I met one of my biggest heroes, for only a few seconds, but enough to scar horribly.

I’d probably heard the phrase “never meet your heroes” before I signed up for a “VIP Meet & Greet” with the musical artist who has provided the absolute greatest comfort, solace, stability, and joy in my life. But somehow it never sank in. I cringe at it now.

Nothing that mattered happened during the few seconds when I “met” Brian Wilson, but there was a confusion about the order of the line and which picture I was asking him to sign… and I felt like he was mad at me, even though he barely saw me.

I knew from all the books, documentaries, and music I’ve devoured involving Brian Wilson that he wouldn’t be at his best during a handshake line.

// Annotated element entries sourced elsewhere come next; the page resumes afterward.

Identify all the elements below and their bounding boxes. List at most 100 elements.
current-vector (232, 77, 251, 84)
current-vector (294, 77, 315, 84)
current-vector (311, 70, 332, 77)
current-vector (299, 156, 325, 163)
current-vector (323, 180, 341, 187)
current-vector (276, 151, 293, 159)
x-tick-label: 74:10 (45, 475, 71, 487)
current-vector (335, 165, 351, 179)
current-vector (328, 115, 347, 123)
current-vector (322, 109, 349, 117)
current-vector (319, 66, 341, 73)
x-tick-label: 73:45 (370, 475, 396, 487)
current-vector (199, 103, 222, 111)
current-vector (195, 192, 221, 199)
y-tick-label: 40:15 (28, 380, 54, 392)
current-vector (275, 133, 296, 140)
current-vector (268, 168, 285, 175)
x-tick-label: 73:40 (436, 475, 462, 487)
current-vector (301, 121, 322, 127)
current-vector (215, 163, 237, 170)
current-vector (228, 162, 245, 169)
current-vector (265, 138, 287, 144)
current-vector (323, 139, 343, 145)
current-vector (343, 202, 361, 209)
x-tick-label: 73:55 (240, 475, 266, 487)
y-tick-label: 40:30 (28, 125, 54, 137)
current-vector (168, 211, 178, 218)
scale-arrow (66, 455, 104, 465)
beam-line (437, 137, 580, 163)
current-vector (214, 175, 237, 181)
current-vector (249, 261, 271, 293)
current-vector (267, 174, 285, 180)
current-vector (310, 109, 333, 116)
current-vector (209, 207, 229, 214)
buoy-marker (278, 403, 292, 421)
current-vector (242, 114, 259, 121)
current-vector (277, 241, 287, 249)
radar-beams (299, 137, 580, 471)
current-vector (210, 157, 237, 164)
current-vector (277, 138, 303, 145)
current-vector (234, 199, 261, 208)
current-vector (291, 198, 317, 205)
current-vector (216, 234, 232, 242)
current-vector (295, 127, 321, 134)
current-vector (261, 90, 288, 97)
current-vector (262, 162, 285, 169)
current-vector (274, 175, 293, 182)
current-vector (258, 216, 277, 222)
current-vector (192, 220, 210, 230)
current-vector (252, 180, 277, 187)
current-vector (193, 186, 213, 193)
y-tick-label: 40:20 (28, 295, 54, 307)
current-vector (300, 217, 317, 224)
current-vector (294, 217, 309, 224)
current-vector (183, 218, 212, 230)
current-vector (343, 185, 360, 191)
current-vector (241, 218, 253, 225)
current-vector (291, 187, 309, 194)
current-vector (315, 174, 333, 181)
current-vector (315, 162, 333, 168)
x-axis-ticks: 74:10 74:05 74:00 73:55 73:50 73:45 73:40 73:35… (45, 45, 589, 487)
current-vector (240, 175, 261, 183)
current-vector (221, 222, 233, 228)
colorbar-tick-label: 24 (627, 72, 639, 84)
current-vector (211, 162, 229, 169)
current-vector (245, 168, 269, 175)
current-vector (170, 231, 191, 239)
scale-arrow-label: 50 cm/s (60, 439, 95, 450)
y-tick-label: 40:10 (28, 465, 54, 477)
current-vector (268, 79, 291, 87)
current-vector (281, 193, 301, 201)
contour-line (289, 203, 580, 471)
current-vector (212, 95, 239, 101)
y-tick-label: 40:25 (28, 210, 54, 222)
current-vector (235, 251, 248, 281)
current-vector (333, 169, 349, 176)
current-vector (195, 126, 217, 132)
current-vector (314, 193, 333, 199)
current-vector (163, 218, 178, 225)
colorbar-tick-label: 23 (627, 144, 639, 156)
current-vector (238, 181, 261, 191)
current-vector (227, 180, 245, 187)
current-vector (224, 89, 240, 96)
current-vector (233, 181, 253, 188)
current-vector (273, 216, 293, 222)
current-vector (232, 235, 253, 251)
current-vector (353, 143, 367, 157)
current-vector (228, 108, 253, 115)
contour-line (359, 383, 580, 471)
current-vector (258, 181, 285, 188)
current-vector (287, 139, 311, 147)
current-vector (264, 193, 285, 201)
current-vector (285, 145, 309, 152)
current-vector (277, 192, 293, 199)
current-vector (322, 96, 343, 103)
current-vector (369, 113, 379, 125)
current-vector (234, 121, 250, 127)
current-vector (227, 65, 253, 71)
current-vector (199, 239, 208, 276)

It’s not my scene either. Nothing really happened…

But it felt like my hero hated me.

In a moment, it was like all the brightest music in the world went dark forever, and I cried for hours, all the way through the ensuing concert and hours-long drive home afterward.

It was such a big and small thing at the same time, and I couldn’t find a way to shoulder it.

It doesn’t make sense to give someone you’ve never met—someone who doesn’t know you—that kind of emotional power over you. But I discovered Brian Wilson’s music as a young teen, struggling to survive my first real heartbreak, caused by a friend ghosting me.

His music carried me.

Brian Wilson’s music sheltered me from the weight of living in a house with my emotionally abusive father. His music walked through the trials of college with me, losing friendships, barely graduating. The music was still there. It made the world sound right.

In retrospect, I don’t know what I was thinking, letting my spouse buy “VIP Meet & Greet” tickets to see Brian Wilson. There was absolutely no way for it to go well.

Regardless, I walked right into that trap. Then I had to find a way to keep walking with a steel trap on my foot.

As a writer, I’ve used my fiction many times to powerful effect as a way to take feelings I don’t want, express them safely, box them up, and leave them behind—somewhere safe where I can look at them again if needed, but don’t have to carry them.

The story carries them.

So, I needed a place to put these overwhelming feelings I have a hard time articulating even now, because, really, -nothing happened-. Some papers got shuffled around, there was a brief confusion about which he was supposed to sign, and it was over.

Nothing. And it still hurts.

This brings us back to Otters In Space 4.

See, the dogs in the Otters In Space series worship humans (who went missing ages ago) as gods. And I was planning to write a book where the tabby cat main character finds out what’s happened to them, and presumably actually meets some.

I realized this was the perfect place to explore my distressingly, ridiculously powerful feelings regarding a brief brush with a musical artist who is simply another person, who was busy, who didn’t mean me harm, but who I’d built up to ridiculous proportions in my heart.

So, for years now, I’ve been slowly chipping away at this novel, building up to the part where an uplifted, deeply religious dog comes face to face with one of the humans she worships for the first time.

And the human will just be a human. Like any of us.

And it’ll be awful.

I’m almost to writing that part, but what comes after will be what’s important.

The dog will have to rebuild her worldview, reckon with her feelings of foolishness & insignificance…

Anyway, that’s what I’m working on lately. Just a frivolous story about a dog on a spaceship.